Discurso no Senado Federal

HOMENAGEM A MEMORIA DO EX-PRESIDENTE ERNESTO GEISEL.

Autor
Francelino Pereira (PFL - Partido da Frente Liberal/MG)
Nome completo: Francelino Pereira dos Santos
Casa
Senado Federal
Tipo
Discurso
Resumo por assunto
HOMENAGEM.:
  • HOMENAGEM A MEMORIA DO EX-PRESIDENTE ERNESTO GEISEL.
Publicação
Publicação no DSF de 07/08/1997 - Página 15767
Assunto
Outros > HOMENAGEM.
Indexação
  • HOMENAGEM POSTUMA, ERNESTO GEISEL, EX PRESIDENTE DA REPUBLICA.

O SR. FRANCELINO PEREIRA (PFL-MG. Pronuncia o seguinte discurso. Sem revisão do orador.) - Sr. Presidente Antonio Carlos Magalhães; Amália Lucy - permita-me o tratamento da convivência e da admiração; companheiros e amigos de governo do grande Presidente Geisel:

Antes de tudo, gostaria de fazer um registro. Tenho a certeza de que esta é uma sessão muito sensível ao coração e à inteligência de V. Exª, Sr. Presidente, pelos laços de amizade, respeito e admiração que V. Exª sempre teve para com a grande figura histórica de um dos maiores Presidentes desta Nação: o saudoso e honrado Presidente Geisel.

Imaginei escrever com vagar alguma coisa que pudesse simbolizar mais a emoção do convívio do que os fatos históricos dos quais todos nós participamos, de forma especial, este orador e o Presidente Geisel, durante longos, tormentosos e vitoriosos anos de vida pública.

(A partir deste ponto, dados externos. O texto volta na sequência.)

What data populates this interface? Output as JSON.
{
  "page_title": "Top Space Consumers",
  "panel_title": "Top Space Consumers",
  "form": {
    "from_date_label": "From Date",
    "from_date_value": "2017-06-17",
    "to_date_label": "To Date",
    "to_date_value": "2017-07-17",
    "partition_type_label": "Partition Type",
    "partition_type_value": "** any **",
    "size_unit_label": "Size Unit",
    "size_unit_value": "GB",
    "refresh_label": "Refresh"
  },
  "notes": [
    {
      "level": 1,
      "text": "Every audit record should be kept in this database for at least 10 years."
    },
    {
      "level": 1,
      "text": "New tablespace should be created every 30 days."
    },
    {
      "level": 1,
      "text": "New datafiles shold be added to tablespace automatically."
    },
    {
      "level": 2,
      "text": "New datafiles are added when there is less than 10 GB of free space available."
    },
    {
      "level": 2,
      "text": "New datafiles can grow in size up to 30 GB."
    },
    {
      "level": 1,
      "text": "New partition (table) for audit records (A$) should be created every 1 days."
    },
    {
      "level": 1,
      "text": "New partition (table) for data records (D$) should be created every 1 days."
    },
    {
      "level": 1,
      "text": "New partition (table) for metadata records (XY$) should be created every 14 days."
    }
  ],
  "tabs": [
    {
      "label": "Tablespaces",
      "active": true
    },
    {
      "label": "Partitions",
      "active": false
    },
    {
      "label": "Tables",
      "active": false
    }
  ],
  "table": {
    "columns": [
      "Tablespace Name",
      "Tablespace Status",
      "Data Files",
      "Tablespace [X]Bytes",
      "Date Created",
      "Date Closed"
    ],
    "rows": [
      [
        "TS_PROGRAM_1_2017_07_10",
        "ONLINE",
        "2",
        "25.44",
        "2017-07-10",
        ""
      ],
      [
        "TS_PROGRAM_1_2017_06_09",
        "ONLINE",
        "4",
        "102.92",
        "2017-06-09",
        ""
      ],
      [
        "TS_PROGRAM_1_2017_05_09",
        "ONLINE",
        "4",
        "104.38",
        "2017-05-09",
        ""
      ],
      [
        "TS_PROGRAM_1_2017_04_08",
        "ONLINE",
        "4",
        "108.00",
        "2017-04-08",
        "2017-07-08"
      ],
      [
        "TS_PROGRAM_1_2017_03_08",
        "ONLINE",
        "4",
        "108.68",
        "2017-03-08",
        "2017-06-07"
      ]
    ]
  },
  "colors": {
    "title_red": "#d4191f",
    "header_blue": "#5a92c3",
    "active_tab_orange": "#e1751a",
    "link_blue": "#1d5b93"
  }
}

Quero dizer, desde logo, que a austeridade e a dimensão desta Instituição não me impedem o sentimento da emoção, e desejo registrá-lo exatamente para que todos se convençam de que, ao longo dos anos, ele permanece na minha alma, no meu espírito e no meu coração. Em determinado instante, não sei ainda por que razões, ainda no Rio de Janeiro, antes de assumir a Presidência da República, ele chamou, para conversar, o mais ou menos jovem Deputado Federal, sobre o destino desta Nação, sobre a dimensão e as inquietações desta Casa e sobre as inconformidades da sociedade brasileira.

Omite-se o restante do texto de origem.